Perché abbandoniamo quelle vecchie lampade riscaldanti per bagni a favore di quelle a radiazioni infrarosse
Conoscete quelle vecchie lampade riscaldanti per bagni? Quelle che utilizzano semplicemente una lampadina enorme per cercare di riscaldare l’ambiente? Sono inutili: la maggior parte dell’energia prodotta viene utilizzata per illuminare la stanza, piuttosto che per riscaldare le persone.
Ecco perché abbiamo scelto dei riscaldatori a radiazioni infrarosse, resistenti all’acqua e di alta qualità. Invece di cercare di riscaldare tutto l’aria presente nella stanza – il che richiede molto tempo – questi riscaldatori agiscono direttamente sul corpo. È come trovarsi sotto i raggi del sole: si percepisce immediatamente il calore.
Come affrontare il problema della condensa
I bagni sono particolarmente aggressivi per i dispositivi elettronici: a causa del vapore proveniente dalla doccia e dell’umidità, l’umidità si diffonde ovunque. Se il riscaldatore non è ben sigillato, il vapore può penetrare all’interno del dispositivo, causando cortocircuiti e distruggendo il riscaldatore stesso.
È qui che entrano in gioco le classifiche di resistenza all’acqua. Non entrerò nei dettagli tecnici, ma in sostanza significa che i componenti del riscaldatore sono ben sigillati. Se si sceglie un modello economico, il tubo di vetro potrebbe rompersi già dopo poche volte di accensione e spegnimento. Non è certo un bel risultato.
Come funziona realmente questa tecnologia
All’interno di questi dispositivi c’è un tubo di vetro riempito di gas alcalino. Questo è il segreto per ottenere un riscaldamento efficace: permette al filamento di raggiungere temperature molto elevate senza bruciarsi.
Poiché utilizza radiazioni a onde corte, non c’è bisogno di un periodo di “riscaldamento” preliminare. Basta premere l’interruttore e ci si riscalda subito.

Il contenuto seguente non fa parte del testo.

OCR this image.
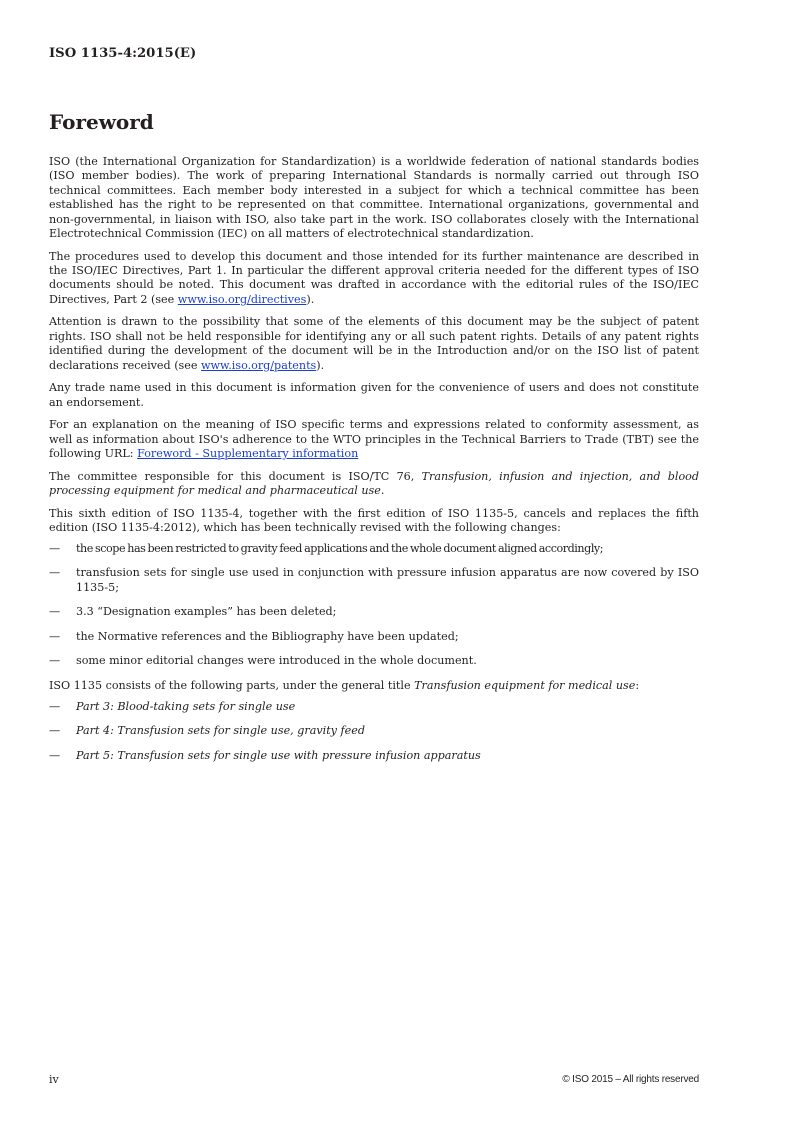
ISO 1135-4:2015(E)
Foreword

ISO (the International Organization for Standardization) is a worldwide federation of national standards bodies (ISO member bodies). The work of preparing International Standards is normally carried out through ISO technical committees. Each member body interested in a subject for which a technical committee has been established has the right to be represented on that committee. International organizations, governmental and non-governmental, in liaison with ISO, also take part in the work. ISO collaborates closely with the International Electrotechnical Commission (IEC) on all matters of electrotechnical standardization.

The procedures used to develop this document and those intended for its further maintenance are described in the ISO/IEC Directives, Part 1. In particular the different approval criteria needed for the different types of ISO documents should be noted. This document was drafted in accordance with the editorial rules of the ISO/IEC Directives, Part 2 (see www.iso.org/directives).

Attention is drawn to the possibility that some of the elements of this document may be the subject of patent rights. ISO shall not be held responsible for identifying any or all such patent rights. Details of any patent rights identified during the development of the document will be in the Introduction and/or on the ISO list of patent declarations received (see www.iso.org/patents).

Any trade name used in this document is information given for the convenience of users and does not constitute an endorsement.

For an explanation on the meaning of ISO specific terms and expressions related to conformity assessment, as well as information about ISO's adherence to the WTO principles in the Technical Barriers to Trade (TBT) see the following URL: Foreword - Supplementary information

The committee responsible for this document is ISO/TC 76, Transfusion, infusion and injection, and blood processing equipment for medical and pharmaceutical use.

This sixth edition of ISO 1135-4, together with the first edition of ISO 1135-5, cancels and replaces the fifth edition (ISO 1135-4:2012), which has been technically revised with the following changes:

— the scope has been restricted to gravity feed applications and the whole document aligned accordingly;
— transfusion sets for single use used in conjunction with pressure infusion apparatus are now covered by ISO 1135-5;
— 3.3 “Designation examples” has been deleted;
— the Normative references and the Bibliography have been updated;
— some minor editorial changes were introduced in the whole document.

ISO 1135 consists of the following parts, under the general title Transfusion equipment for medical use:

— Part 3: Blood-taking sets for single use
— Part 4: Transfusion sets for single use, gravity feed
— Part 5: Transfusion sets for single use with pressure infusion apparatus
iv	© ISO 2015 – All rights reserved
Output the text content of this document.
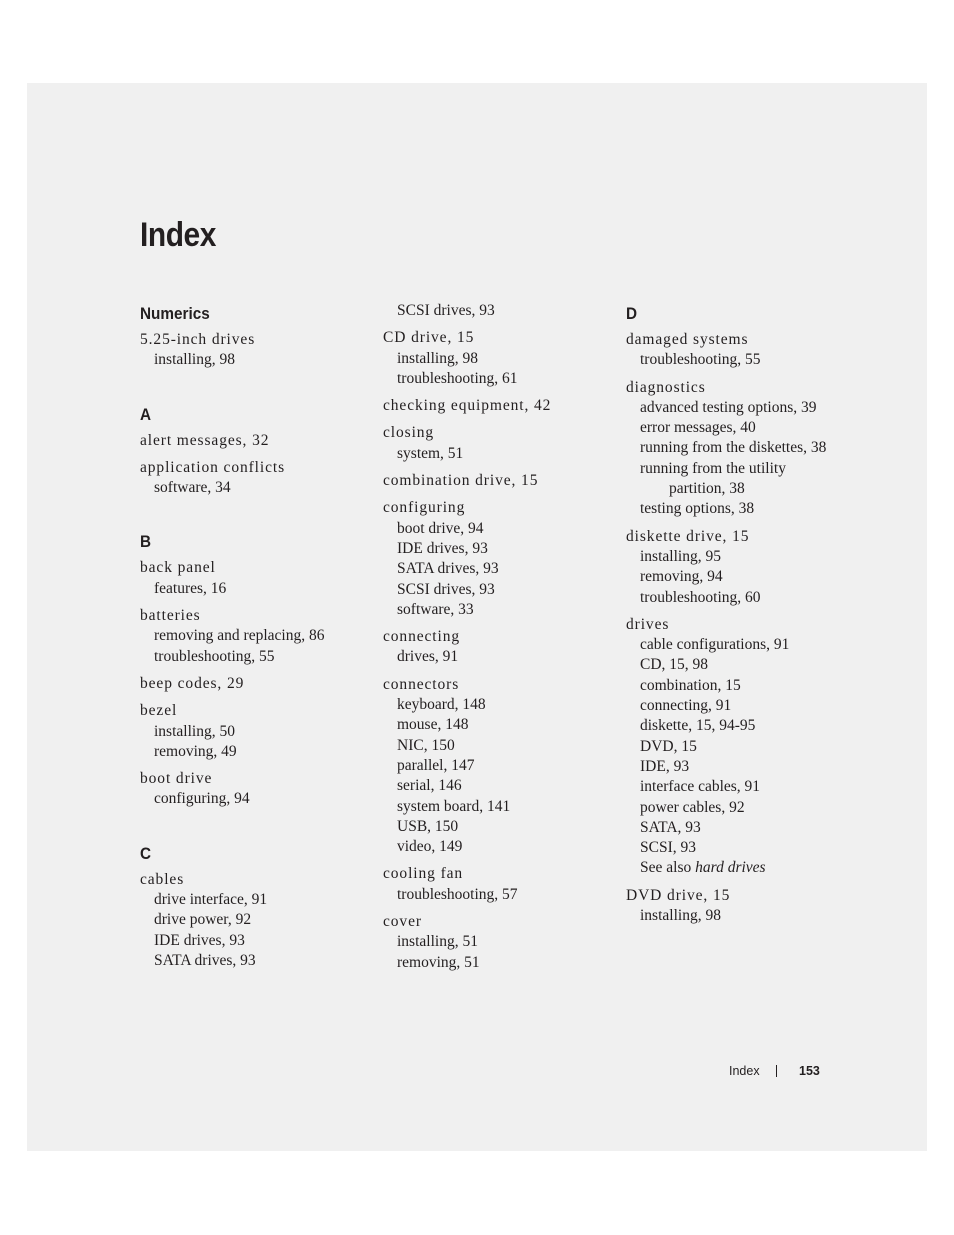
Index
Numerics
5.25-inch drives
installing, 98
A
alert messages, 32
application conflicts
software, 34
B
back panel
features, 16
batteries
removing and replacing, 86
troubleshooting, 55
beep codes, 29
bezel
installing, 50
removing, 49
boot drive
configuring, 94
C
cables
drive interface, 91
drive power, 92
IDE drives, 93
SATA drives, 93
SCSI drives, 93
CD drive, 15
installing, 98
troubleshooting, 61
checking equipment, 42
closing
system, 51
combination drive, 15
configuring
boot drive, 94
IDE drives, 93
SATA drives, 93
SCSI drives, 93
software, 33
connecting
drives, 91
connectors
keyboard, 148
mouse, 148
NIC, 150
parallel, 147
serial, 146
system board, 141
USB, 150
video, 149
cooling fan
troubleshooting, 57
cover
installing, 51
removing, 51
D
damaged systems
troubleshooting, 55
diagnostics
advanced testing options, 39
error messages, 40
running from the diskettes, 38
running from the utility
partition, 38
testing options, 38
diskette drive, 15
installing, 95
removing, 94
troubleshooting, 60
drives
cable configurations, 91
CD, 15, 98
combination, 15
connecting, 91
diskette, 15, 94-95
DVD, 15
IDE, 93
interface cables, 91
power cables, 92
SATA, 93
SCSI, 93
See also hard drives
DVD drive, 15
installing, 98
Index	153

Dobbiamo anche fare attenzione al luogo in cui installiamo il riscaldatore. Se lo installiamo all’interno di una cornice dello specchio, non possiamo semplicemente aumentare la potenza del dispositivo. Troppi watt in uno spazio ristretto possono danneggiare il vetro o i supporti in plastica. Bisogna trovare il giusto equilibrio.
La parte più complicata: l’installazione
Se decidete di installare questi riscaldatori, non trascurate l’aspetto collegativo. È necessario utilizzare un circuito dedicato con protezione GFCI. Questi riscaldatori richiedono molta corrente; se i cavi sono troppo sottili, si verificheranno cali di tensione.
Un altro aspetto importante: le radiazioni a onde corte sono molto potenti. Se il riscaldatore viene installato troppo in basso o se viene scelto un modello troppo potente per un bagno piccolo, il calore potrebbe risultare troppo intenso sulla pelle. Bisogna quindi trovare l’angolazione e la distanza ideali per ottenere un riscaldamento confortevole, senza punti troppo caldi.